SINGAPORE - A “monkey-proof” public litter bin that was allegedly converted into a monkey trap by contractors hired to catch them is being investigated by two government agencies.
An animal welfare worker spotted the National Parks Board (NParks) bin on Old Upper Thomson Road at a site near Upper Peirce Reservoir Park where she had not seen it before.
It has a lid which the animals may find difficult to open – but this had been propped open and tied to some fruit, while peanuts had been scattered nearby as bait.
An unofficially modified lock had been added to trap the monkey once the fruit was disturbed.

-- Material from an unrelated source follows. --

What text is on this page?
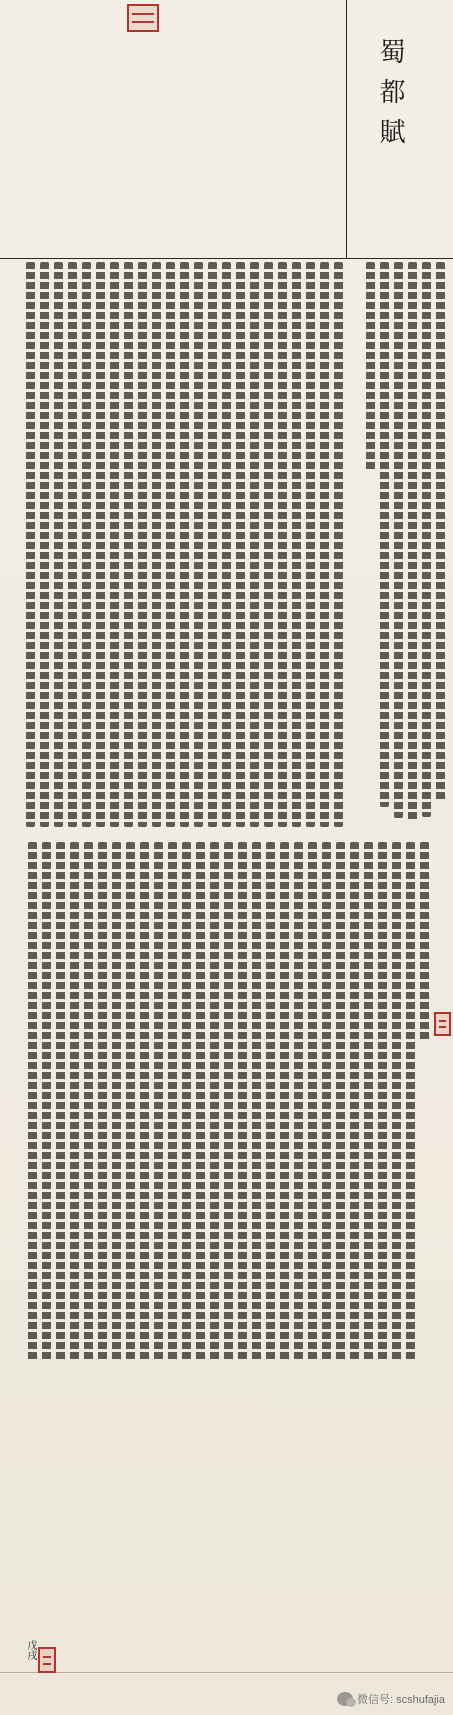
蜀都賦
戊戌
微信号: scshufajia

NParks told The Straits Times that it was alerted to the trap on Monday and that it had been set up without its knowledge.
“We take a very serious view of this matter and are investigating the incident,” said its conservation director Wong Tuan Wah.
The bin is believed to have been converted by three monkey catchers hired by the Agri-Food and Veterinary Authority (AVA) – which is also investigating.
Ms Sabrina Jabbar, 23, who works for the Animal Concerns Research and Education Society, discovered the device and dismantled it before heading to the nearby Upper Peirce Reservoir Park to see if any more had been set up.
When she returned she found three men resetting the trap.
“They were unhappy that it had been dismantled,” she said. “When I told them what they were doing was wrong, they showed me their AVA permits and said it is legal.”
She alerted NParks but the agency said that by the time an officer arrived that night, the trap was no longer there.
Ms Jabbar said the trap may have posed a danger to visitors to the Upper Peirce Reservoir Park because a trapped monkey may cause others to crowd around the bin.
They might view passers-by as threats and attack them.
NParks said last October it had fined AVA-contracted monkey catcher Jack Pang after he illegally set up a monkey cage trap in an area where he was not meant to be operating.
This was just 10m from Bukit Timah Nature Reserve – where catching animals is illegal without permission.
Contractors are believed to be paid for each animal captured. The AVA has said it checks the condition of all animals taken to it upon arrival.
It has said its contractors have to comply with its requirements on capturing, handling and transporting the animals.
“The AVA also conducts surprise inspections on our contractors regularly to ensure compliance,” a spokesman had said previously.